Office Capers: Everything Is Personal
The working world today is different from what it was when our parents joined it. On the one hand, it is more demanding. The hours are longer, the competition fiercer, and the effort involved greater. On the other hand, it is more flexible. Structures are more fluid, roles less defined, and protocols less formal. It’s getting hard to draw the line between professional and personal.
I started working a while ago. I’ve held onto the notion of keeping my personal and professional life separate. Hence I have never dated anybody I worked with. I also never anticipated or even tried making friends. It isn’t that simple anymore. It’s not easy to compartmentalise emotions and energy now. It isn’t even easy to slot people into areas of professional and personal contact anymore.
This has been complicated several times over since my MBA program. Through the years of preparing for the program and then actually going through it, I have become a part of a network now. At that time it just seemed like I was competing with this many people for a seat. A little later it was about classmates and getting together with them on some class projects. Classmates are after all classmates – buddies in some sense.
The realisation is hitting me right now that these are not people who are going to vanish or even stay put within my ‘personal life’ sphere. All of these people have entered the working world around the same time that I did and will continue to be there in some way. They’ve become colleagues, clients, competitors, vendors. This is a network of people. People I’ve known because I grew up with them, competed with them, studied with them and worked with them. It is a sudden feeling of belonging…of being a part of a huge network. I am one link in a huge mechanism…inextricably connected to a hundred others.

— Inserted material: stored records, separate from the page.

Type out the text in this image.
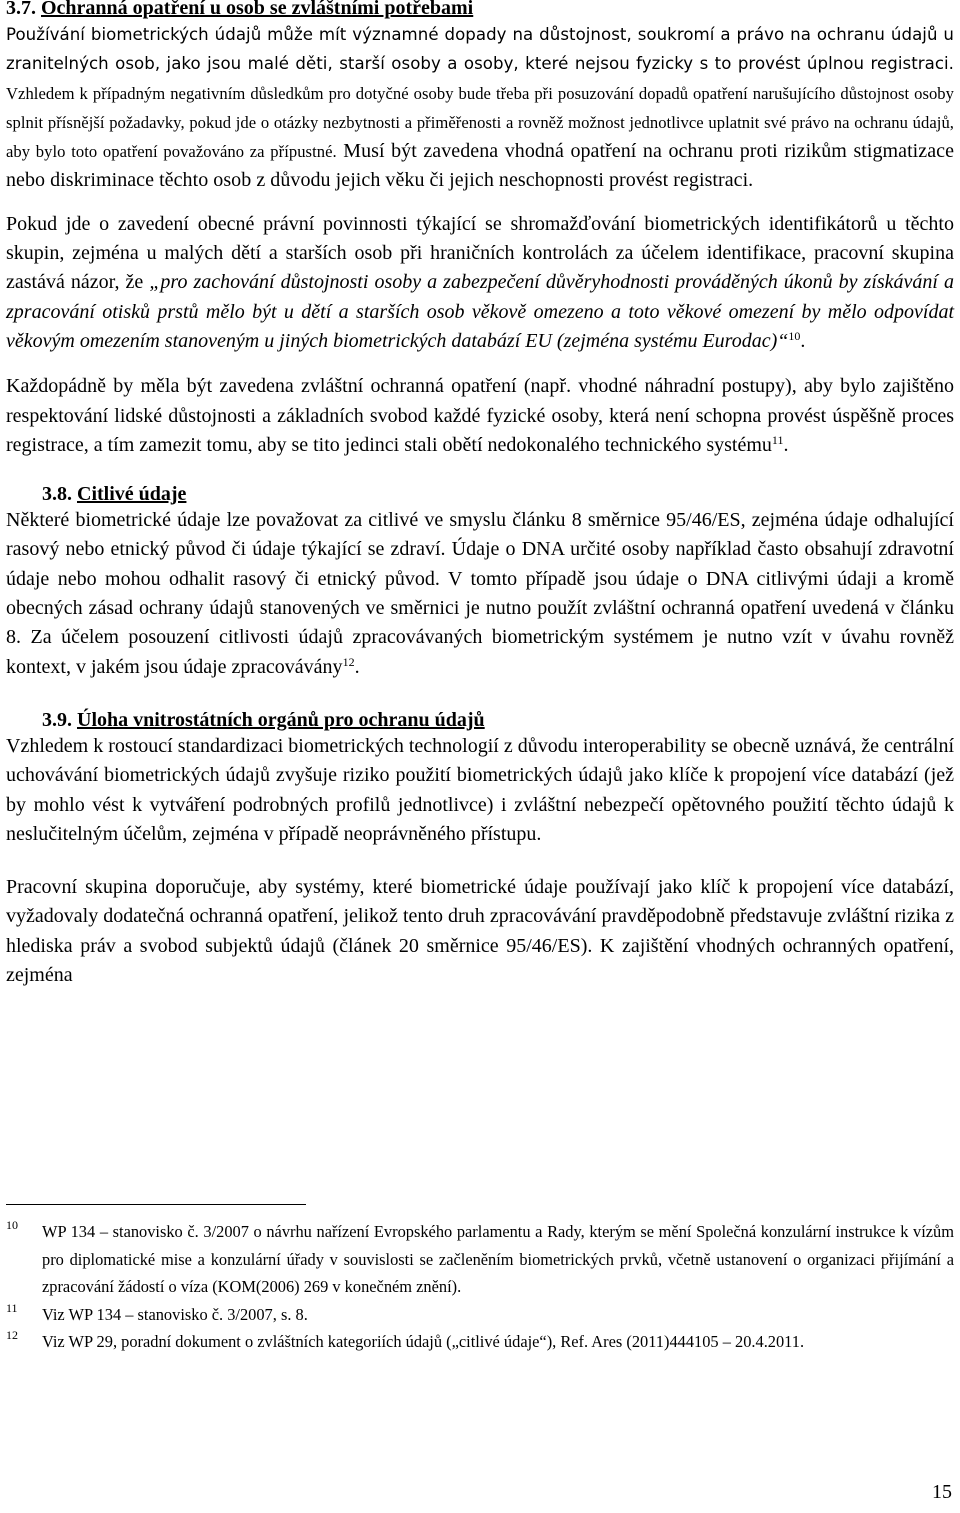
3.7. Ochranná opatření u osob se zvláštními potřebami

Používání biometrických údajů může mít významné dopady na důstojnost, soukromí a právo na ochranu údajů u zranitelných osob, jako jsou malé děti, starší osoby a osoby, které nejsou fyzicky s to provést úplnou registraci. Vzhledem k případným negativním důsledkům pro dotyčné osoby bude třeba při posuzování dopadů opatření narušujícího důstojnost osoby splnit přísnější požadavky, pokud jde o otázky nezbytnosti a přiměřenosti a rovněž možnost jednotlivce uplatnit své právo na ochranu údajů, aby bylo toto opatření považováno za přípustné. Musí být zavedena vhodná opatření na ochranu proti rizikům stigmatizace nebo diskriminace těchto osob z důvodu jejich věku či jejich neschopnosti provést registraci.

Pokud jde o zavedení obecné právní povinnosti týkající se shromažďování biometrických identifikátorů u těchto skupin, zejména u malých dětí a starších osob při hraničních kontrolách za účelem identifikace, pracovní skupina zastává názor, že „pro zachování důstojnosti osoby a zabezpečení důvěryhodnosti prováděných úkonů by získávání a zpracování otisků prstů mělo být u dětí a starších osob věkově omezeno a toto věkové omezení by mělo odpovídat věkovým omezením stanoveným u jiných biometrických databází EU (zejména systému Eurodac)“$^{10}$.

Každopádně by měla být zavedena zvláštní ochranná opatření (např. vhodné náhradní postupy), aby bylo zajištěno respektování lidské důstojnosti a základních svobod každé fyzické osoby, která není schopna provést úspěšně proces registrace, a tím zamezit tomu, aby se tito jedinci stali obětí nedokonalého technického systému$^{11}$.

3.8. Citlivé údaje

Některé biometrické údaje lze považovat za citlivé ve smyslu článku 8 směrnice 95/46/ES, zejména údaje odhalující rasový nebo etnický původ či údaje týkající se zdraví. Údaje o DNA určité osoby například často obsahují zdravotní údaje nebo mohou odhalit rasový či etnický původ. V tomto případě jsou údaje o DNA citlivými údaji a kromě obecných zásad ochrany údajů stanovených ve směrnici je nutno použít zvláštní ochranná opatření uvedená v článku 8. Za účelem posouzení citlivosti údajů zpracovávaných biometrickým systémem je nutno vzít v úvahu rovněž kontext, v jakém jsou údaje zpracovávány$^{12}$.

3.9. Úloha vnitrostátních orgánů pro ochranu údajů

Vzhledem k rostoucí standardizaci biometrických technologií z důvodu interoperability se obecně uznává, že centrální uchovávání biometrických údajů zvyšuje riziko použití biometrických údajů jako klíče k propojení více databází (jež by mohlo vést k vytváření podrobných profilů jednotlivce) i zvláštní nebezpečí opětovného použití těchto údajů k neslučitelným účelům, zejména v případě neoprávněného přístupu.

Pracovní skupina doporučuje, aby systémy, které biometrické údaje používají jako klíč k propojení více databází, vyžadovaly dodatečná ochranná opatření, jelikož tento druh zpracovávání pravděpodobně představuje zvláštní rizika z hlediska práv a svobod subjektů údajů (článek 20 směrnice 95/46/ES). K zajištění vhodných ochranných opatření, zejména

10 WP 134 – stanovisko č. 3/2007 o návrhu nařízení Evropského parlamentu a Rady, kterým se mění Společná konzulární instrukce k vízům pro diplomatické mise a konzulární úřady v souvislosti se začleněním biometrických prvků, včetně ustanovení o organizaci přijímání a zpracování žádostí o víza (KOM(2006) 269 v konečném znění).
11 Viz WP 134 – stanovisko č. 3/2007, s. 8.
12 Viz WP 29, poradní dokument o zvláštních kategoriích údajů („citlivé údaje“), Ref. Ares (2011)444105 – 20.4.2011.
15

I have met people who I like, in the course of my work and it doesn’t seem to make sense to restrict my contact with them simply because I have worked with them. When you work together with people, face pressures together and even cover up for each other, there is a certain bond that develops. I have good memories of my first workplace not just because the work was interesting but also because the people there contributed significantly to my growth as a person.
I’m not even sure where the professional life ends and where the personal starts. There aren’t any clear-cut rules over who to maintain a facade with and who to relax with, any more. More and more I think that just like our parents’ generation stood for rebellion against the system, ours represents the birth of new systems. Gender stereotypes, nepotism, work structures….all dissolve. Maybe it is a good thing to be in a time where a person’s role is not defined by the structure. Rather the structures are defined by the people who constitute them.
Your work is more than the reason for your salary slip. There is also satisfaction, frustration, pressure, and victory. It is validation. As of today, my worth as an individual is so much determined by my work and how I do it, how my colleagues see me and where I fit into the working world. As the Godfather would say “Everything is personal.”
You spoke my mind (and maybe many other minds) in this post. Having worked in a 10 person company and a 45,000 person company, all that you said here has always been so pertinent.–>
You spoke my mind (and maybe many other minds) in this post. Having worked in a 10 person company and a 45,000 person company, all that you said here has always been so pertinent.
It’s a big house and is shared by 3 of us. One is a Fleet Manager, one is a Chief Operations Officer and one is a Management consultant! And we all work for the same organization! Picture that! 🙂
Absolutely!
Couldn’t agree more on this topic.
I still have fond memories of my previous organisation and the people whoworked with me are still my buddies…
Bosses are not just superiors in today’s corporate world. It’s also the most crucial link you have with the organisation top mannagement.
A bad boss can make you dread coming to office.
If u happen to be out of home for 16 hrs a day, where is the scope for personal life at all?